Here is a representative sample of some of the other comments:

Economic history belongs in the history department.

and

Good economic history work will not get labeled as such. Market yourself as growth/development or labor or whatever fits your particular research. Problem solved.

and

i highly doubt it is easy to find a job in econ history. Most depts cannot justify having more than one economic historian, but they can usually justify having multiple people in almost any other field.

and

Acemoglu shits on economic historians [The implication is that you want to defer to the wisdom of Daron Acemoglu, who is some sort of living god].

and

Historians, who look at economic history, suck ( e.g. Nial “asshole” Ferguson)

Economists, who care about history, rule (e.g. Barry “next Nobel” Eichengreen)

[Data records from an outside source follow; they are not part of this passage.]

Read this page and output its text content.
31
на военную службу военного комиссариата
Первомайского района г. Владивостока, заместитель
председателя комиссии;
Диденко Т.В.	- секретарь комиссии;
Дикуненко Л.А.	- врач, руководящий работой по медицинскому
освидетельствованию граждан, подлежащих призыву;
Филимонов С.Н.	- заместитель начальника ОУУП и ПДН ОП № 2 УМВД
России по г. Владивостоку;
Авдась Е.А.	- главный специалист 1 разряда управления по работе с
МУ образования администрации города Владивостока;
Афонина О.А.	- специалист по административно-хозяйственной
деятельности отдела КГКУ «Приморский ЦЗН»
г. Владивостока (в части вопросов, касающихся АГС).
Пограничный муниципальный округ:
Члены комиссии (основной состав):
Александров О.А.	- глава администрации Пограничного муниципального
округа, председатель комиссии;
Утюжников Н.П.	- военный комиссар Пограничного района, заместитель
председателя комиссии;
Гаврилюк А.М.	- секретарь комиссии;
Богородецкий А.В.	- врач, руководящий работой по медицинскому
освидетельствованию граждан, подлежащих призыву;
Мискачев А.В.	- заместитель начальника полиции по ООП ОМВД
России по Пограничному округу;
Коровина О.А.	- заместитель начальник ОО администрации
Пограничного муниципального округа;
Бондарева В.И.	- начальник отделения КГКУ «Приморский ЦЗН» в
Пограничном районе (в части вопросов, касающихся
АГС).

[AS: I would agree that Eichengreen’s books are superb on many levels. Enjoyable to read.]

and

My analysis of the Econ History field as that it’s very club-ish. That is, it’s a hard field to enter if you didn’t have a Fishback-like adviser.

and

Econ history journals don’t tend to rank as highly as other top field journals (e.g. macro) so that’s something to keep in mind if you are sending something there.

For the record, the journals the economists considered worthy of some respect were the Journal of Economic History, Explorations in Economic History, European Review of Economic History, and Cliometrica. Cliometrica was considered the fastest-rising journal in the field. Somewhat tellingly, the economists on EconJobRumors do not appear to think much about the Economic History Review, the journal of the Economic History Society.

Similarly, economic history is basically dead in history departments for a variety of demand-side and supply-side reasons. Historians who work on economic-historical and business-historical topics tend to migrate out to more lucrative fields. Moreover, demographic renewal in history departments means that the level of interest/literacy in economic historical topics in the historical profession is now quite low, which means that it may be difficult to get hired, rapidly promoted, etc.

If it were a stock, I would try to find some way of shorting economic history.